The sun was high now. Beauregard glanced at his watch to confirm that the time was almost noon. He couldn’t be sure when they’d arrived back in the sim, but at least two if not three hours had passed. Eight, perhaps ten seconds out in the real world? Add the time when they’d been spoken to by Locke, between the departure of the last scooters and the black flooding of their minds. A good few seconds, if he remembered right, bearing in mind they were thinking ten times faster than they ever had in real life. Throw in however long the transition itself took—it had seemed like an eternity at the time, and minutes even in retrospect, but that meant nothing.

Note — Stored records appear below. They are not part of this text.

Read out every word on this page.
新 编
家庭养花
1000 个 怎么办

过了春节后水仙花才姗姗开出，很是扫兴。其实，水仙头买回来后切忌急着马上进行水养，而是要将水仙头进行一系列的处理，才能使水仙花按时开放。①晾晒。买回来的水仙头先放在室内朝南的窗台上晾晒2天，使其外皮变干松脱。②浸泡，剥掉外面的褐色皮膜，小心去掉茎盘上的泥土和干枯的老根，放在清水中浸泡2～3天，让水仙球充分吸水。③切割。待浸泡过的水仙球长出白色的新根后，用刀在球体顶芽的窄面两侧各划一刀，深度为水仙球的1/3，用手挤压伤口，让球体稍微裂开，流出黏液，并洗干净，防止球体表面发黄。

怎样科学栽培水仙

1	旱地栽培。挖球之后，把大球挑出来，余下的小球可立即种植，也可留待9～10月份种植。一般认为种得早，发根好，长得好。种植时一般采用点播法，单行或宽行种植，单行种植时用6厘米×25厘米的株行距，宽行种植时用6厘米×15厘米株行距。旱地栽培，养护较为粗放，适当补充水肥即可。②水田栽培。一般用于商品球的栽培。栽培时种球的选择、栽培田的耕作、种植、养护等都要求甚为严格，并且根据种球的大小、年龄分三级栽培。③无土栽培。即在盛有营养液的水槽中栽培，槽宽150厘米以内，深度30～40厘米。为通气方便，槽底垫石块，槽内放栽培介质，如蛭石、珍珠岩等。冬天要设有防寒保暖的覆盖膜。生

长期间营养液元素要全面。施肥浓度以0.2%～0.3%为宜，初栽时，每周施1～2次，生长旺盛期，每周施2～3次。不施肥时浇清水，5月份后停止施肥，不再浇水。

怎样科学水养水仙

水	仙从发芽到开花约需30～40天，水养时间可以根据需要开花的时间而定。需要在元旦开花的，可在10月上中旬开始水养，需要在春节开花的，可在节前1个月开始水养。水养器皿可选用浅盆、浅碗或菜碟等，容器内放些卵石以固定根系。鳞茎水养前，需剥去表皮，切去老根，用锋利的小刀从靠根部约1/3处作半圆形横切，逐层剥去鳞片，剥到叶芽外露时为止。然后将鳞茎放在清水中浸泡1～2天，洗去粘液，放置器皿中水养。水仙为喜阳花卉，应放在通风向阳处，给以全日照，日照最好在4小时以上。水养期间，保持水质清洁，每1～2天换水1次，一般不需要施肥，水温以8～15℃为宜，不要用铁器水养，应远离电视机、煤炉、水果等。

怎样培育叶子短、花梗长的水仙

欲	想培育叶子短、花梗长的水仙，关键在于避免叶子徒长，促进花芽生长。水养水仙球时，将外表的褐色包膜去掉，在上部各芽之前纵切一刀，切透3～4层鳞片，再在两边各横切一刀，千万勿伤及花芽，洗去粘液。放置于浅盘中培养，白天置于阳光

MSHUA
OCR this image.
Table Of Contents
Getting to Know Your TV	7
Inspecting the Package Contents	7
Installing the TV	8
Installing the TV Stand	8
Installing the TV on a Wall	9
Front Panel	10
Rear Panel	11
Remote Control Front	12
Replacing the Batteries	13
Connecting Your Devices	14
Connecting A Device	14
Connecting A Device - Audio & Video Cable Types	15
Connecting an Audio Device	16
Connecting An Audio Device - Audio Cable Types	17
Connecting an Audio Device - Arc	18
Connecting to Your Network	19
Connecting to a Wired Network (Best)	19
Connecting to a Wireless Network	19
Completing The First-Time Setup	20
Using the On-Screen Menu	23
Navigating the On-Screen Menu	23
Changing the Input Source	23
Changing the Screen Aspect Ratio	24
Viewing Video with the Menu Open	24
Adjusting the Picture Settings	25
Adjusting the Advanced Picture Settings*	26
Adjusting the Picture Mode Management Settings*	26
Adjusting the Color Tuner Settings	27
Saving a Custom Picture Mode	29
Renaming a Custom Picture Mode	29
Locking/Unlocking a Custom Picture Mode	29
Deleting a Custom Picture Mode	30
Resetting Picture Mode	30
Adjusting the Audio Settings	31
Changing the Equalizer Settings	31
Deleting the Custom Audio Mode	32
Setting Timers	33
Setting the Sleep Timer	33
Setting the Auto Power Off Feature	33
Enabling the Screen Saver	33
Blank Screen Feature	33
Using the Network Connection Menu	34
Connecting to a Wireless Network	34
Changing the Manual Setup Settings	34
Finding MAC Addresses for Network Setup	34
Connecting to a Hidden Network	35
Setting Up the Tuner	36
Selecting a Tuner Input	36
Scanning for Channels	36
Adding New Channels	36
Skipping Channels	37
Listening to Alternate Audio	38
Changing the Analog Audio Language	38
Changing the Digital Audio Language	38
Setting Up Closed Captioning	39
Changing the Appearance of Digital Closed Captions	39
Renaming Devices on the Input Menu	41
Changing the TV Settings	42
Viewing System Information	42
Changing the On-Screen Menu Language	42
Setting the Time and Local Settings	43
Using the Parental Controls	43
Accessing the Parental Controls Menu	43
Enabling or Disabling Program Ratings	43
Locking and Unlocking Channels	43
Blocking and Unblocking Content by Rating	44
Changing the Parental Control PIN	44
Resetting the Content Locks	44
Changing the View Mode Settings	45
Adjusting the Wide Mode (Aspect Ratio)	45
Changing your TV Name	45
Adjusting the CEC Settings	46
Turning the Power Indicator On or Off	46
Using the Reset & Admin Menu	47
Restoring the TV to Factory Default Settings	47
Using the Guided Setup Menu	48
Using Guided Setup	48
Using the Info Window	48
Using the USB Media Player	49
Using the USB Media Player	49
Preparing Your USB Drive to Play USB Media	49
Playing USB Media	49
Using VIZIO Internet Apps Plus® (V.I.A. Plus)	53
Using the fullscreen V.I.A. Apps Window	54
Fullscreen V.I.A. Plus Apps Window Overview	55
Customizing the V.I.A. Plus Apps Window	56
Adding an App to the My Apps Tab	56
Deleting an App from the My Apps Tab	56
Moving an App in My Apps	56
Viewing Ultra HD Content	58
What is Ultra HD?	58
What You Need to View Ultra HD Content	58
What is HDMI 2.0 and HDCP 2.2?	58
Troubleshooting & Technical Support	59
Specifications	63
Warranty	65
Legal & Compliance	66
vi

In any case, ten to fifteen seconds, minimum. Time enough for the fighters to get well clear of the station. Time enough, too, for Locke to start investigating, if not perhaps yet to discover what Carlos had found.
Still no time to lose.
He sighed and looked across the big table at Nicole, who sat staring straight at him and not seeing him, her hands wrapped around her coffee mug as if her fingers felt cold.
“What we want you to do,” he said, “is move us all out.”
She closed her eyes and opened them again.
“What? Move you out of the sim?”
She sounded almost relieved. There was a light note in her voice, as if she were about to add: why didn’t you just ask nicely?
“No,” said Beauregard. “Move the module. The sim module and the nanofacturing and arms complex, the lot, just like Arcane did. Shift the entire fucking kit and caboodle. Now.”
Nicole looked startled, but still as if she thought this was more lenient than she’d expected.
“Move it where?”
This was the crunch. The others weren’t expecting it. Beauregard was annoyed with himself to find he’d let the tip of his tongue flick across his lips.
“To the only place we can be safe and make a real life for ourselves. The surface of the primary. The superhabitable. SH-0.”
The others gasped. Beauregard could hear the objections begin to rise in their throats. He held up a hand above his shoulder, not looking at the others, only at Nicole. She was alarmed now, all right, and incredulous.
“You call that safe?”
Beauregard sat back.
“Compared to what’s about to break loose around this station,” he said, “yes.”